Stocks declined Wednesday as U.S.-North Korean relations heated up.

The Dow fell 60 points, with Walt Disney contributing the most losses. The 30-stock index snapped a streak of nine straight record closes in the previous session.

The S&P 500 pulled back 0.2 percent, with the consumer discretionary sector leading decliners. The Nasdaq lagged, falling 0.4 percent.

President Donald Trump warned North Korea on Tuesday about facing “fire and fury” if North Korea delivers more threats against the U.S.

North Korea responded by saying it was “carefully examining” the idea of a missile strike on Guam, a U.S. Pacific territory.

“A North Korean military strike would unambiguously constitute an act of war against America. I therefore have full confidence that Kim Jong-un will not take such a drastic step,” said Jeremy Klein, chief market strategist at FBN Securities. “Hence, the volatility that arose since yesterday afternoon should soon subside.”

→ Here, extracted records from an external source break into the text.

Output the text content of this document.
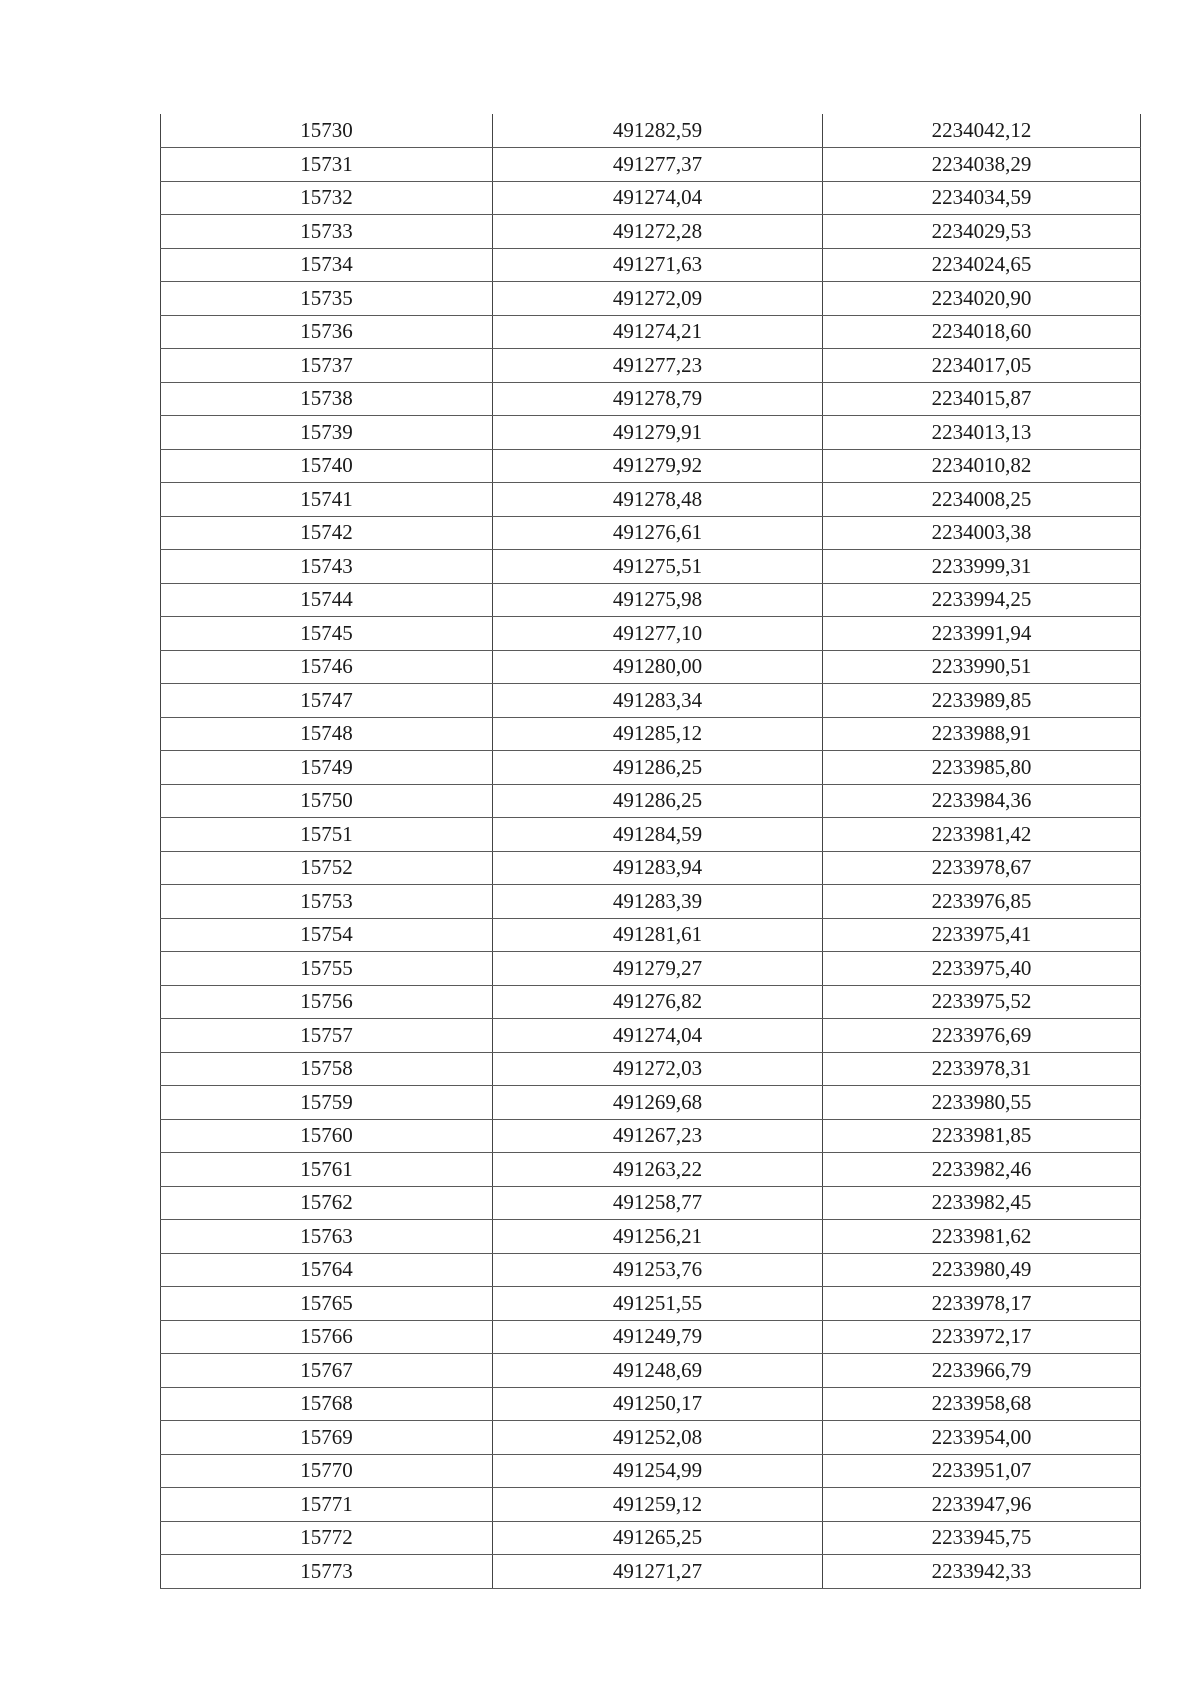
15730	491282,59	2234042,12
15731	491277,37	2234038,29
15732	491274,04	2234034,59
15733	491272,28	2234029,53
15734	491271,63	2234024,65
15735	491272,09	2234020,90
15736	491274,21	2234018,60
15737	491277,23	2234017,05
15738	491278,79	2234015,87
15739	491279,91	2234013,13
15740	491279,92	2234010,82
15741	491278,48	2234008,25
15742	491276,61	2234003,38
15743	491275,51	2233999,31
15744	491275,98	2233994,25
15745	491277,10	2233991,94
15746	491280,00	2233990,51
15747	491283,34	2233989,85
15748	491285,12	2233988,91
15749	491286,25	2233985,80
15750	491286,25	2233984,36
15751	491284,59	2233981,42
15752	491283,94	2233978,67
15753	491283,39	2233976,85
15754	491281,61	2233975,41
15755	491279,27	2233975,40
15756	491276,82	2233975,52
15757	491274,04	2233976,69
15758	491272,03	2233978,31
15759	491269,68	2233980,55
15760	491267,23	2233981,85
15761	491263,22	2233982,46
15762	491258,77	2233982,45
15763	491256,21	2233981,62
15764	491253,76	2233980,49
15765	491251,55	2233978,17
15766	491249,79	2233972,17
15767	491248,69	2233966,79
15768	491250,17	2233958,68
15769	491252,08	2233954,00
15770	491254,99	2233951,07
15771	491259,12	2233947,96
15772	491265,25	2233945,75
15773	491271,27	2233942,33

Nevertheless, traditional havens jumped, with the benchmark 10-year U.S. note yield hitting its lowest level since June 28 and gold futures surging more than 1 percent. The Swiss franc, meanwhile, was on track to post its biggest one-day gain against the euro in more than two years.

“Despite the threat from President Trump yesterday, markets are hoping that tensions will subside during coming weeks. Hence the relatively small 7 bp fall in UST 10 year yield, and the restrained increase in the price of gold. Such investor hopes are also reflected in US equity prices,” said Komal Sri-Kumar, president of Sri-Kumar Global Strategies.

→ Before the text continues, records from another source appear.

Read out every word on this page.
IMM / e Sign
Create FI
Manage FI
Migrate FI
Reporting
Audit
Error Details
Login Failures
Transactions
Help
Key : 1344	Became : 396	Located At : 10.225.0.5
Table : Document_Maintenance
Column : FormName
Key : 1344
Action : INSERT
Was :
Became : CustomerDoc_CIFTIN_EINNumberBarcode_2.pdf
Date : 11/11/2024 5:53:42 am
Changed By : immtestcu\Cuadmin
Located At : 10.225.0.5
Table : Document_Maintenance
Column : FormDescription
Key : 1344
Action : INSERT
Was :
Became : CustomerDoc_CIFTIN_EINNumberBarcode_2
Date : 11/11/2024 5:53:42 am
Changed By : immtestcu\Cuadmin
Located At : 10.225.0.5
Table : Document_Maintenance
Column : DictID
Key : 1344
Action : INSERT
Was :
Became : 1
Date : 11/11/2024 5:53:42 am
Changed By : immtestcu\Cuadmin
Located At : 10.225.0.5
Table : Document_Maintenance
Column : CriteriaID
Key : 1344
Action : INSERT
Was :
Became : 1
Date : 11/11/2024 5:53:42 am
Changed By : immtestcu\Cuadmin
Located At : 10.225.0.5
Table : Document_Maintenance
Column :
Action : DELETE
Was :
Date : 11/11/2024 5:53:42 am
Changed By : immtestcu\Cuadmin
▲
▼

“For all these variables to move significantly further would require an actual act of hostility — signs that the U.S. is preparing an attack on North Korea and/or actual launching of missiles by North Korea, for example. If such an event happens, the market reaction is likely to be far more pronounced.”

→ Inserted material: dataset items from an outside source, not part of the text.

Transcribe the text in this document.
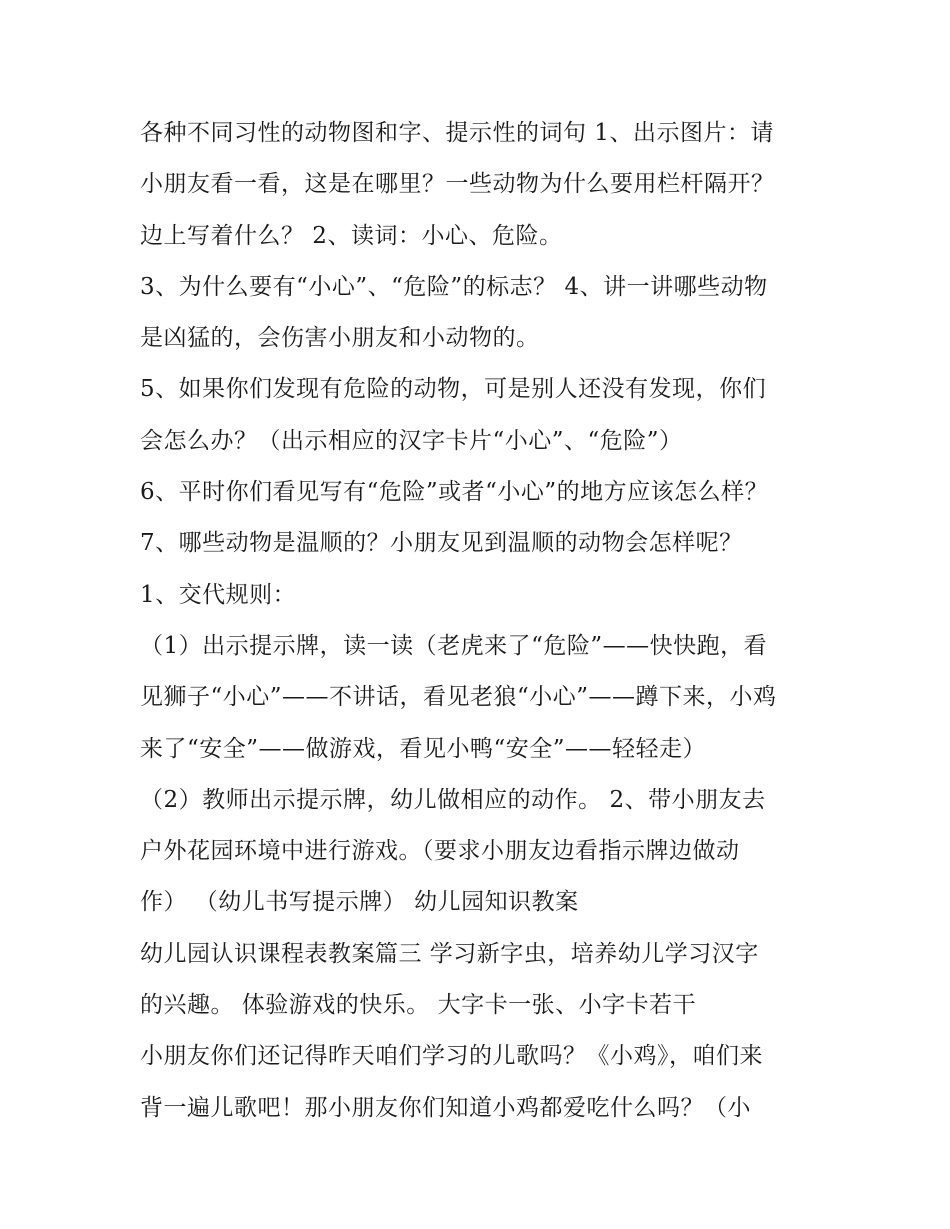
各种不同习性的动物图和字、提示性的词句 1、出示图片：请
小朋友看一看，这是在哪里？一些动物为什么要用栏杆隔开？
边上写着什么？ 2、读词：小心、危险。
3、为什么要有“小心”、“危险”的标志？ 4、讲一讲哪些动物
是凶猛的，会伤害小朋友和小动物的。
5、如果你们发现有危险的动物，可是别人还没有发现，你们
会怎么办？（出示相应的汉字卡片“小心”、“危险”）
6、平时你们看见写有“危险”或者“小心”的地方应该怎么样？
7、哪些动物是温顺的？小朋友见到温顺的动物会怎样呢？
1、交代规则：
（1）出示提示牌，读一读（老虎来了“危险”——快快跑，看
见狮子“小心”——不讲话，看见老狼“小心”——蹲下来，小鸡
来了“安全”——做游戏，看见小鸭“安全”——轻轻走）
（2）教师出示提示牌，幼儿做相应的动作。 2、带小朋友去
户外花园环境中进行游戏。（要求小朋友边看指示牌边做动
作） （幼儿书写提示牌） 幼儿园知识教案
幼儿园认识课程表教案篇三 学习新字虫，培养幼儿学习汉字
的兴趣。 体验游戏的快乐。 大字卡一张、小字卡若干
小朋友你们还记得昨天咱们学习的儿歌吗？《小鸡》，咱们来
背一遍儿歌吧！那小朋友你们知道小鸡都爱吃什么吗？（小
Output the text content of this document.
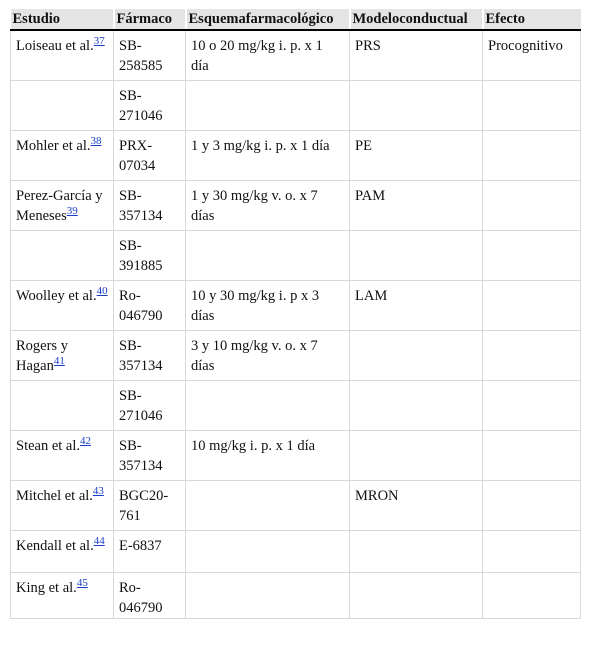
Estudio	Fármaco	Esquemafarmacológico	Modeloconductual	Efecto
Loiseau et al.$^{37}$	SB-258585	10 o 20 mg/kg i. p. x 1 día	PRS	Procognitivo
	SB-271046			
Mohler et al.$^{38}$	PRX-07034	1 y 3 mg/kg i. p. x 1 día	PE	
Perez-García y Meneses$^{39}$	SB-357134	1 y 30 mg/kg v. o. x 7 días	PAM	
	SB-391885			
Woolley et al.$^{40}$	Ro-046790	10 y 30 mg/kg i. p x 3 días	LAM	
Rogers y Hagan$^{41}$	SB-357134	3 y 10 mg/kg v. o. x 7 días		
	SB-271046			
Stean et al.$^{42}$	SB-357134	10 mg/kg i. p. x 1 día		
Mitchel et al.$^{43}$	BGC20-761		MRON	
Kendall et al.$^{44}$	E-6837			
King et al.$^{45}$	Ro-046790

Defense stocks spiked, with Lockheed Martin, Raytheon and Northrop Grumman all hitting record highs.

Wall Street also focused on corporate earnings from Disney. The company posted better-than-expected quarterly earnings but its sales missed expectations. The media giant’s stock dropped approximately 5 percent in early trade and shaved off about 43 points from the price-weighted Dow.

Mylan Labs and Wendy’s were among the companies that reported earnings before the bell Wednesday, with 21st Century Fox set to report after the close.

Calendar second-quarter earnings have been mostly strong. More than 70 percent of S&P 500 companies that had reported posted better-than-expected earnings while 69 percent have beaten of sales, according to data from Thomson Reuters I/B/E/S.

The strong earnings season helped propel U.S. stocks to record highs.

In economic news, productivity in the second quarter rose 0.9 percent, more than the expected gain of 0.7 percent. Mortgage applications rose by 3 percent last week, boosted by a drop in rates. Wholesale trade data showed inventories posted their biggest gain in six months.